A few weeks ago I picked up a fairly obscure volume entitled Deep Design: Nine Little Art Histories by Libby Lumpkin, art historian and curator. The chapter on ‘The Showgirl’ made for interesting reading in light of the fact that I had just visited the National Gallery of Art and enjoyed for the umpteenth time Toulouse-Lautrec’s iconic scenes of Moulin Rouge can-can girls.
Lumpkin discusses the art historical and historical background of the modern showgirl and her predecessor, the burlesque dancer. I learned that burlesque reached the shores of the United States in 1863 when Lydia Thompson and her British Blondes burst onto the scene providing audiences with ‘a blend of raucous humor and blatant sexuality to which they were unaccustomed.’ Despite the protests and moral outrage, this form of entertainment persisted, eventually morphing into spectacular attractions like the feathered and rhinestoned Ziegfeld Follies.

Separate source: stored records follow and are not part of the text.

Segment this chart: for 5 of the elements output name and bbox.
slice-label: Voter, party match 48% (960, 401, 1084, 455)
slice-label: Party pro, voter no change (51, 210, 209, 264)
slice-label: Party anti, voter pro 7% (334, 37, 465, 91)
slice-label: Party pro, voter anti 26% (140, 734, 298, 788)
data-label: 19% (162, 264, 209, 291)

To top it all off, I had coincidentally purchased tickets to a burlesque show – Diary of a Shanghai Showgirl. Not my usual choice of entertainment but the description intrigued me: Two-person variety show follows the true-life story of 23-year-old American, Miss Amelia, as she takes on the Communists to open China’s first burlesque nightclub with her husband, nightclub entrepreneur Norman Gosney, 30 years her senior. Includes eye-opening insights into what it’s really like to live, love, and do business in China, set against the backdrop of forbidden cabaret and nightlife at its naughtiest.
I was not in the least disappointed. The show was a welcome diversion and I enjoyed it thoroughly.
The multi-talented Miss Amelia has written a book by the same title as the show (the author signing copies below).
Lesson learned: Burlesque is not dead. Long live burlesque!